You can’t help it, in moments like that. You can’t help but get caught up in it all, gazing up at him there, bathed in the warm glow of the stage lights, strumming his guitar like a celestial apology — God’s penance for making man. It’s as though Hozier just… isn’t of this world. Or rather, was never meant for this world: a world as harsh, as horrifying, or as hungry as this. He confesses as much on 2014’s ‘To Be Alone’ — “All I've ever done is hide / From our times” — yet the reclusive performer continues to prove there’s beauty to be found in even the most broken of things.

Every lyric. Every interview. Every comment. Hozier reads — as the bookish community might say — like a man written by a woman. Or, rather, like a man who writes about women, about romance, and about love and loss and grief as though they’re the only logical reasons to still draw breath.

Here is a man who, rather than cling to fame, would rather be known as someone who interrupts his own show to preach a message of acceptance, of peace, and of a ceasefire in the Middle East. And as he implored the crowd that being known — truly, earnestly known — is all within our grasp if we’re brave enough to shed our inhibitions, drop to our knees, and rip it free from the very earth itself — half-formed yet beautiful — they believed him. You could see it in their eyes, even as they filtered out of Spark Arena. They truly believed him. More than that, so did I.
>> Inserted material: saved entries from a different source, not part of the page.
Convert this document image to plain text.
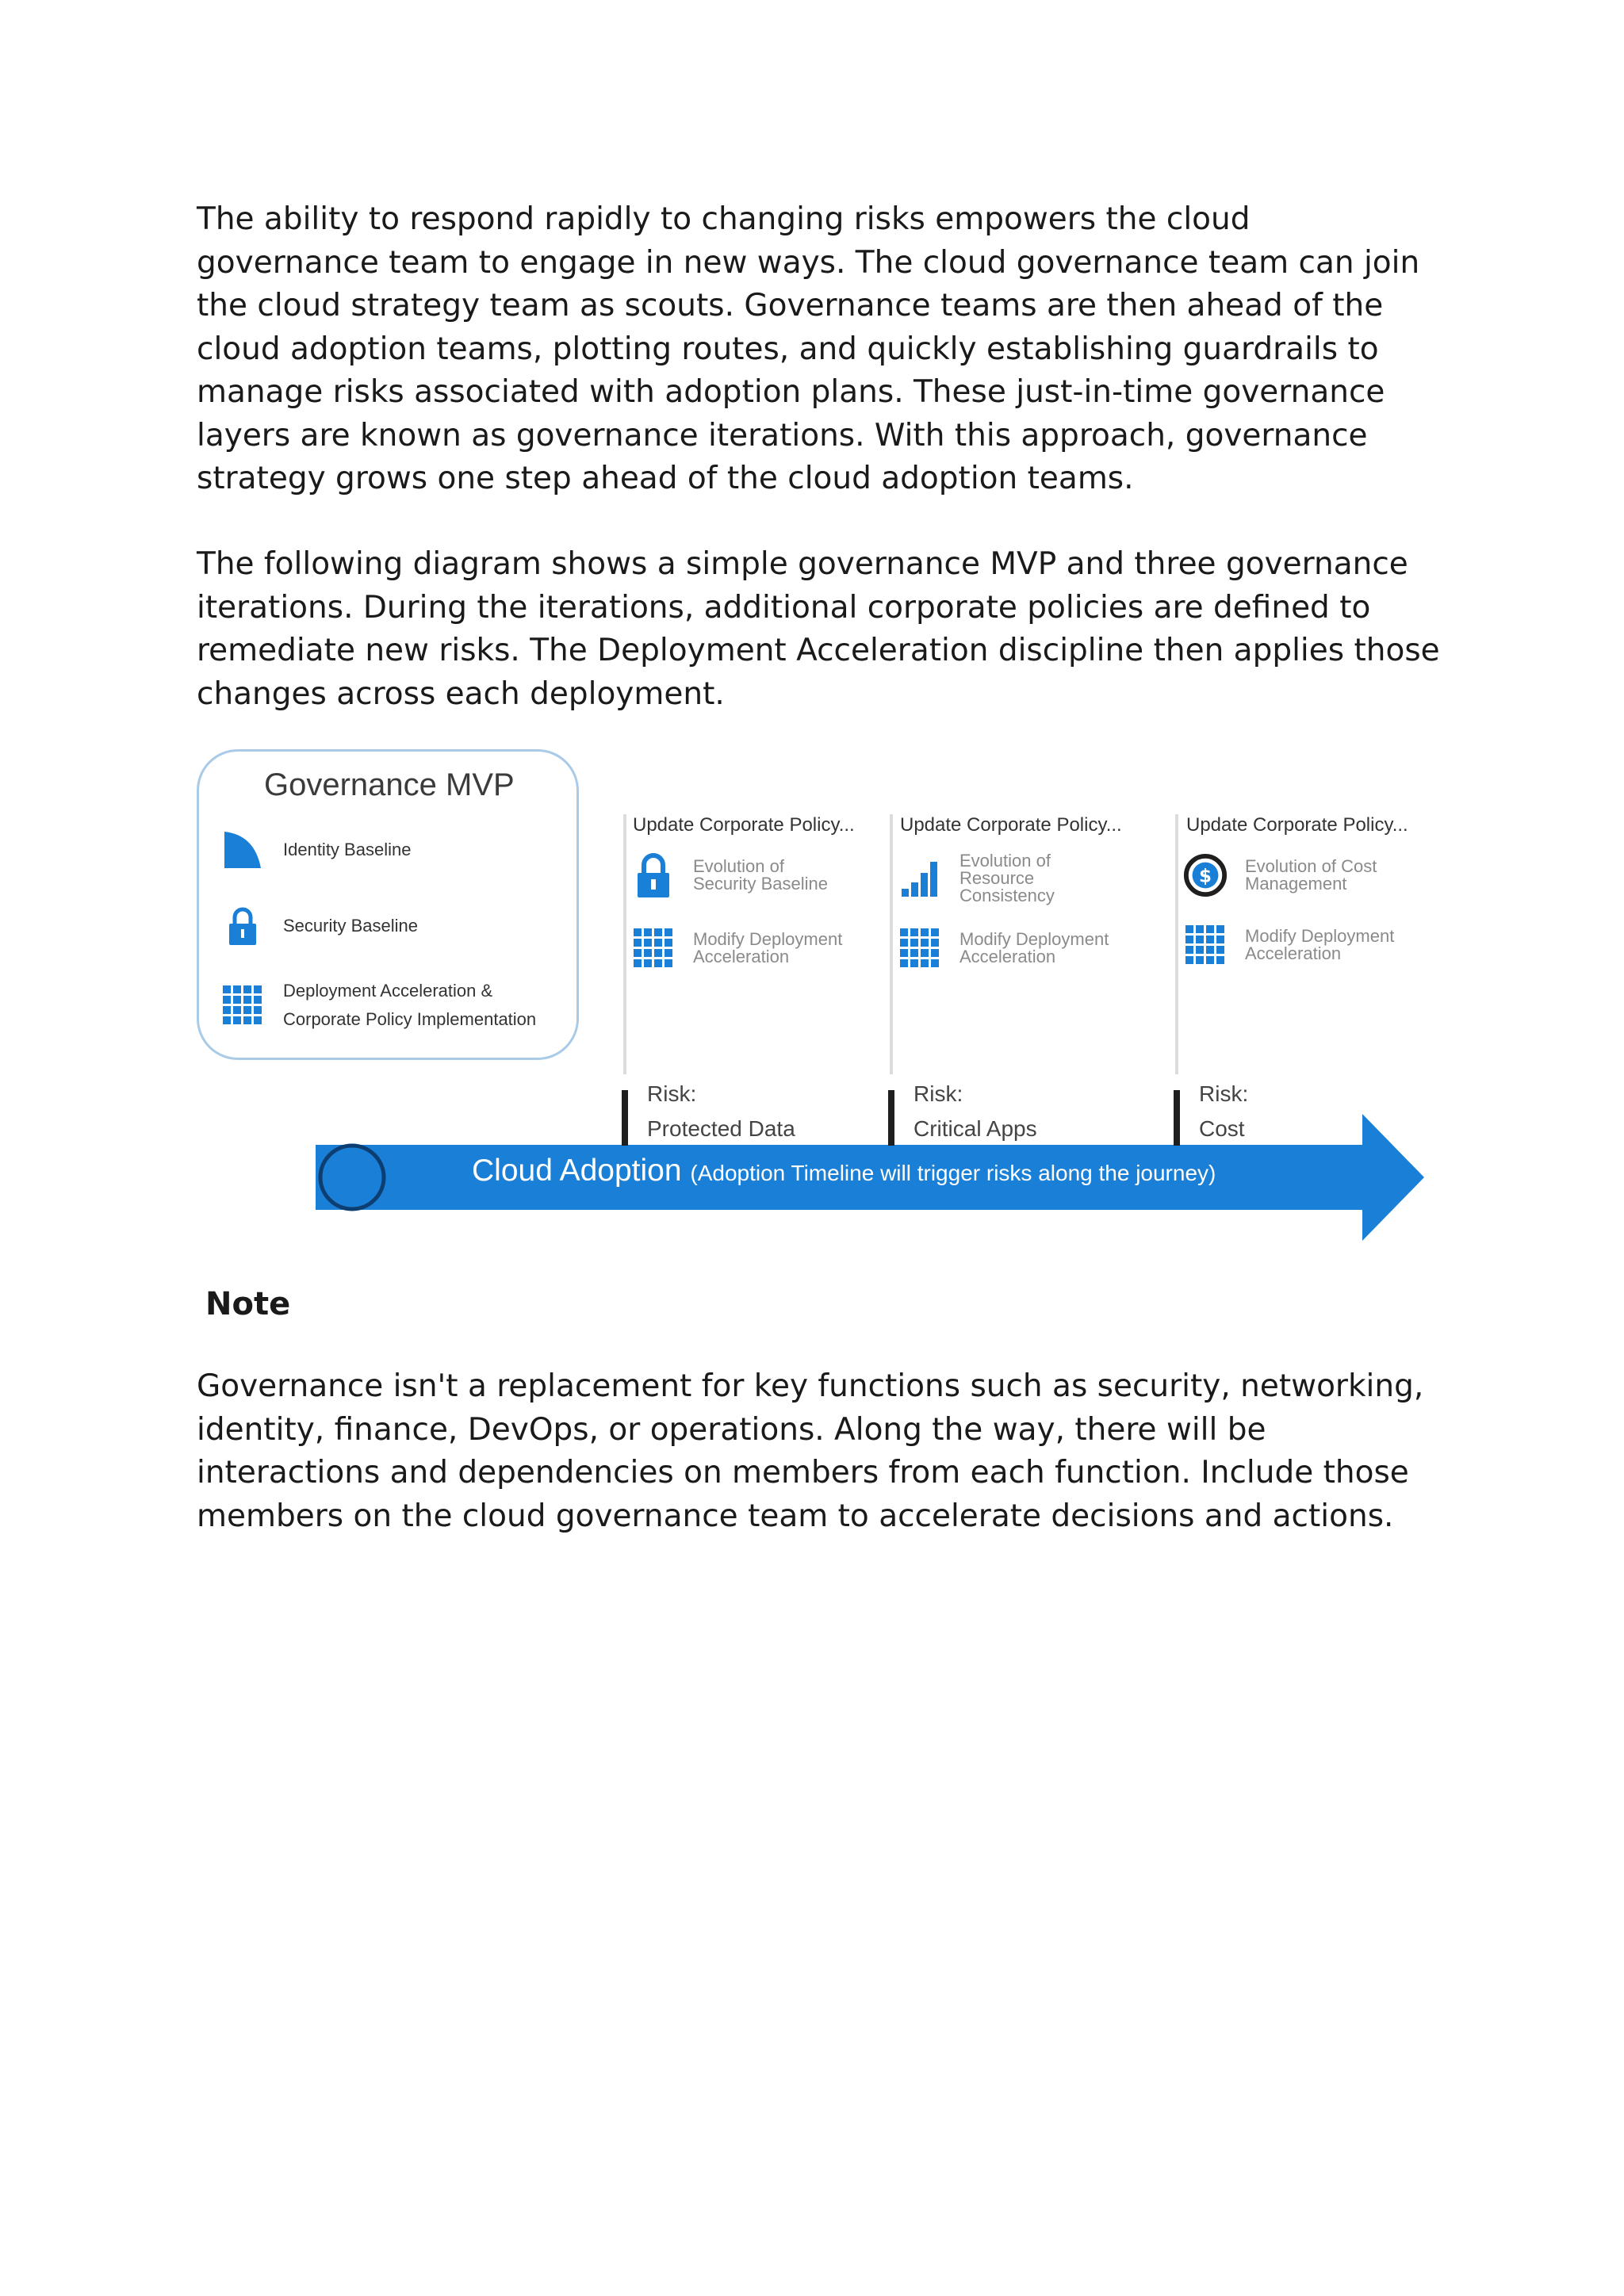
The ability to respond rapidly to changing risks empowers the cloud governance team to engage in new ways. The cloud governance team can join the cloud strategy team as scouts. Governance teams are then ahead of the cloud adoption teams, plotting routes, and quickly establishing guardrails to manage risks associated with adoption plans. These just-in-time governance layers are known as governance iterations. With this approach, governance strategy grows one step ahead of the cloud adoption teams.

The following diagram shows a simple governance MVP and three governance iterations. During the iterations, additional corporate policies are defined to remediate new risks. The Deployment Acceleration discipline then applies those changes across each deployment.

Cloud Adoption (Adoption Timeline will trigger risks along the journey)
Governance MVP
Identity Baseline
Security Baseline
Deployment Acceleration &
Corporate Policy Implementation
Update Corporate Policy...
Evolution of
Security Baseline
Modify Deployment
Acceleration
Risk:
Protected Data
Update Corporate Policy...
Evolution of
Resource Consistency
Modify Deployment
Acceleration
Risk:
Critical Apps
Update Corporate Policy...
$ Evolution of Cost
Management
Modify Deployment
Acceleration
Risk:
Cost

Note

Governance isn't a replacement for key functions such as security, networking, identity, finance, DevOps, or operations. Along the way, there will be interactions and dependencies on members from each function. Include those members on the cloud governance team to accelerate decisions and actions.
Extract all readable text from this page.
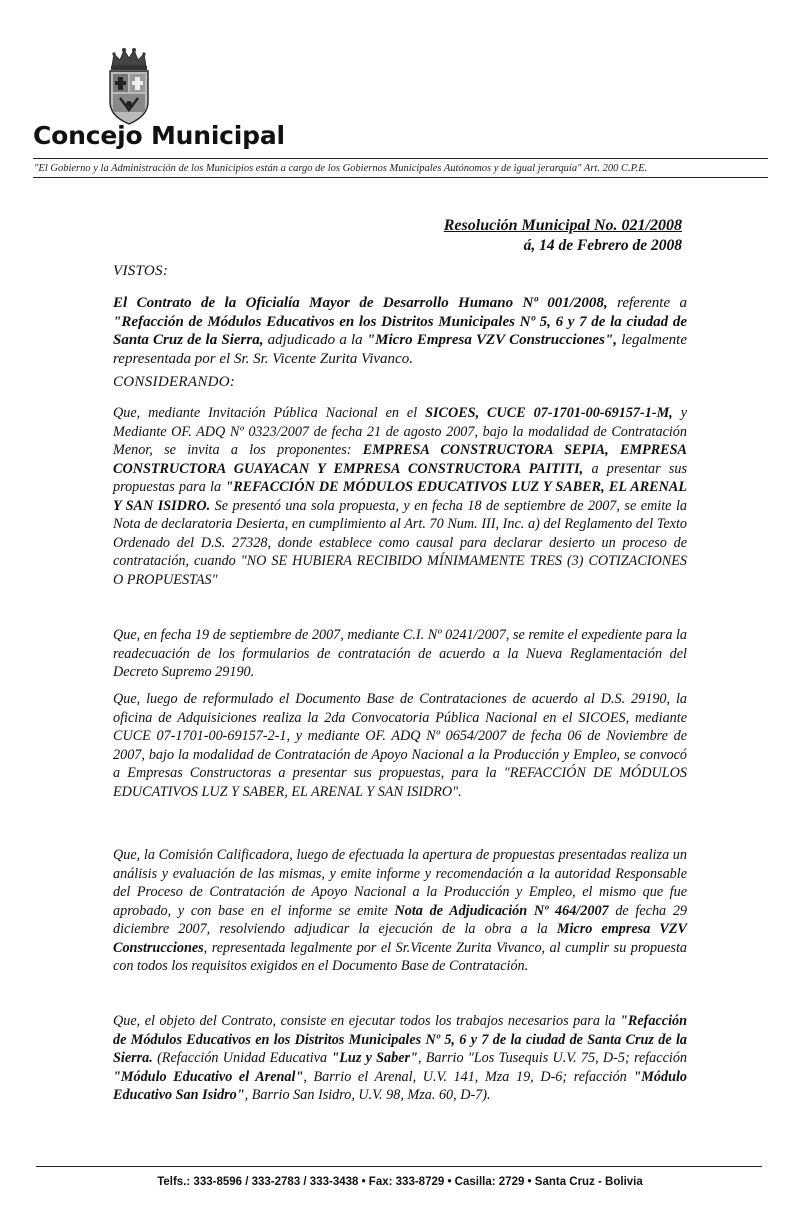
Concejo Municipal
"El Gobierno y la Administración de los Municipios están a cargo de los Gobiernos Municipales Autónomos y de igual jerarquía" Art. 200 C.P.E.
Resolución Municipal No. 021/2008
á, 14 de Febrero de 2008
VISTOS:
El Contrato de la Oficialía Mayor de Desarrollo Humano Nº 001/2008, referente a "Refacción de Módulos Educativos en los Distritos Municipales Nº 5, 6 y 7 de la ciudad de Santa Cruz de la Sierra, adjudicado a la "Micro Empresa VZV Construcciones", legalmente representada por el Sr. Sr. Vicente Zurita Vivanco.
CONSIDERANDO:
Que, mediante Invitación Pública Nacional en el SICOES, CUCE 07-1701-00-69157-1-M, y Mediante OF. ADQ Nº 0323/2007 de fecha 21 de agosto 2007, bajo la modalidad de Contratación Menor, se invita a los proponentes: EMPRESA CONSTRUCTORA SEPIA, EMPRESA CONSTRUCTORA GUAYACAN Y EMPRESA CONSTRUCTORA PAITITI, a presentar sus propuestas para la "REFACCIÓN DE MÓDULOS EDUCATIVOS LUZ Y SABER, EL ARENAL Y SAN ISIDRO. Se presentó una sola propuesta, y en fecha 18 de septiembre de 2007, se emite la Nota de declaratoria Desierta, en cumplimiento al Art. 70 Num. III, Inc. a) del Reglamento del Texto Ordenado del D.S. 27328, donde establece como causal para declarar desierto un proceso de contratación, cuando "NO SE HUBIERA RECIBIDO MÍNIMAMENTE TRES (3) COTIZACIONES O PROPUESTAS"
Que, en fecha 19 de septiembre de 2007, mediante C.I. Nº 0241/2007, se remite el expediente para la readecuación de los formularios de contratación de acuerdo a la Nueva Reglamentación del Decreto Supremo 29190.
Que, luego de reformulado el Documento Base de Contrataciones de acuerdo al D.S. 29190, la oficina de Adquisiciones realiza la 2da Convocatoria Pública Nacional en el SICOES, mediante CUCE 07-1701-00-69157-2-1, y mediante OF. ADQ Nº 0654/2007 de fecha 06 de Noviembre de 2007, bajo la modalidad de Contratación de Apoyo Nacional a la Producción y Empleo, se convocó a Empresas Constructoras a presentar sus propuestas, para la "REFACCIÓN DE MÓDULOS EDUCATIVOS LUZ Y SABER, EL ARENAL Y SAN ISIDRO".
Que, la Comisión Calificadora, luego de efectuada la apertura de propuestas presentadas realiza un análisis y evaluación de las mismas, y emite informe y recomendación a la autoridad Responsable del Proceso de Contratación de Apoyo Nacional a la Producción y Empleo, el mismo que fue aprobado, y con base en el informe se emite Nota de Adjudicación Nº 464/2007 de fecha 29 diciembre 2007, resolviendo adjudicar la ejecución de la obra a la Micro empresa VZV Construcciones, representada legalmente por el Sr.Vicente Zurita Vivanco, al cumplir su propuesta con todos los requisitos exigidos en el Documento Base de Contratación.
Que, el objeto del Contrato, consiste en ejecutar todos los trabajos necesarios para la "Refacción de Módulos Educativos en los Distritos Municipales Nº 5, 6 y 7 de la ciudad de Santa Cruz de la Sierra. (Refacción Unidad Educativa "Luz y Saber", Barrio "Los Tusequis U.V. 75, D-5; refacción "Módulo Educativo el Arenal", Barrio el Arenal, U.V. 141, Mza 19, D-6; refacción "Módulo Educativo San Isidro", Barrio San Isidro, U.V. 98, Mza. 60, D-7).
Telfs.: 333-8596 / 333-2783 / 333-3438 • Fax: 333-8729 • Casilla: 2729 • Santa Cruz - Bolivia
I also believe that, in spite of how fleeting his return to New Zealand may have been, this is hardly the last we’ll see of Hozier. As for when he might return? That… remains less clear. All I know is when he does he’ll likely be a little late. Perhaps even overdue. But ‘unknown’? Hardly. He will reemerge from his home in Wicklow Ireland as if some lyrically gifted Irish cryptid — guitar in hand, heart bloodying his sleeve, humming new tunes. And god, what tunes they’ll be.